Honda GXエンジンを搭載したインフレーターと、立ち上がったバルーン
そして、Hondaのパワープロダクツ事業と熱気球競技やイベントの企画、運営を行うジャパンバルーンサービスは、インフレーターを駆動するGXエンジンを、既に販売中の電動パワーユニットeGXに置き換えるトライアルを開始しています。もともとeGXの特徴は、GXエンジンとそのまま置き換えることが可能な構造となっているため、インフレーターで使用しているGXエンジンを取り外してeGXに載せ換えることでインフレーターは使用可能となるのです。
トライアルでは、球皮内に空気を送るインフレーターを駆動するのに充分な出力を確保し、稼働時間に対するバッテリーの対応が可能なことも実証されました。
eGXが搭載されたインフレーター
「熱気球とカーボンニュートラルはなかなかピンとこない命題だったんですが、なにか少しでもカーボンニュートラルに近づけたいと思って、eGXを使ってみたんです。大型の気球でも、インフレーターを回すのにバッテリーの持ちも全く問題ありませんでしたし、機材の保管や運搬にガソリンがないのは、安全で、ガソリン臭くもならない。メンテナンスもガソリンエンジンよりも楽なのは、将来的に選手たちにとってメリットになると思います」(株式会社ジャパンバルーンサービス・町田翔吾さん)
町田さん(株式会社ジャパンバルーンサービス)
また2025年の大会では、競技に出場したHondaのチーム「Honda Hot Air Balloon Racing Team」が機体デザインを一新。佐賀新聞主催の「Hondaバルーンデザインコンテスト」で最優秀賞を受賞した中村僚さん(10歳)のデザインが採用されたのですが、その機体を中村さんが通う小学校でお披露目する際、風が強くて校庭でふくらませることができず、急きょ体育館でお披露目しました。これも、ガソリンエンジンではないeGXだからこそ、屋内でも問題なくふくらませることができたのです。
そして、佐賀インターナショナルバルーンフェスタの、もう一つのイベントが河川敷に並んだ150以上の屋台と、2つの特設大テント。この大テントの中では50以上の地域物産の販売店が店を構え、佐賀県や佐賀市などの自治体と一体となったイベントを実現しています。多くの観客は、熱気球を見に来ながら、年に一度の大きなお祭りとして、ここ嘉瀬川の河川敷に来ているのです。
世界各国から集まる選手たちは、地元のみなさんが選手たちを温かく迎えてくれる佐賀のことが大好き。そして佐賀の皆さんも、嘉瀬川の上空を埋め尽くす熱気球の壮大な風景が大好きなのです。

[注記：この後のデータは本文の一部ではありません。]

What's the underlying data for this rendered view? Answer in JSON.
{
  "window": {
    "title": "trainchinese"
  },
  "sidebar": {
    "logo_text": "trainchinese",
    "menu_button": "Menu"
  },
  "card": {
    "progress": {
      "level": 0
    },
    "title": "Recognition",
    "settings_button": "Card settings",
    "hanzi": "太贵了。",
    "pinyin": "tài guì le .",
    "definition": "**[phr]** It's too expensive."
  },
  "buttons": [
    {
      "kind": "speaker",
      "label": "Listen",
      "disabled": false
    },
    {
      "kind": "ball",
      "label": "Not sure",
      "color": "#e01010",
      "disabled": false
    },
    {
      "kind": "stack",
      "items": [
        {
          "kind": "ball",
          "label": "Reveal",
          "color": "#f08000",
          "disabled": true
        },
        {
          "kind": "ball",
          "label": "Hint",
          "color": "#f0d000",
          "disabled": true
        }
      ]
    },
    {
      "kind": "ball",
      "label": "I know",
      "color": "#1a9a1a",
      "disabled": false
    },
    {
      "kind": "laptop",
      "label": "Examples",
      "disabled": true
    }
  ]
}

Hondaがこのイベントを特別協賛しているのは、観客の皆さん、選手たちが、みんな笑顔になるイベントだからです。
熱気球ホンダグランプリは佐賀のほか、長野県佐久、岩手県一関、栃木県渡良瀬の計4か所で開催され、規模の違いはあるものの、地域、チーム、運営が一体となって笑顔を生み出しています。
Hondaパワープロダクツは、そんな笑顔が生まれる熱気球イベントがいつまでも続くためにもeGXの可能性を探っていきたいと考えています。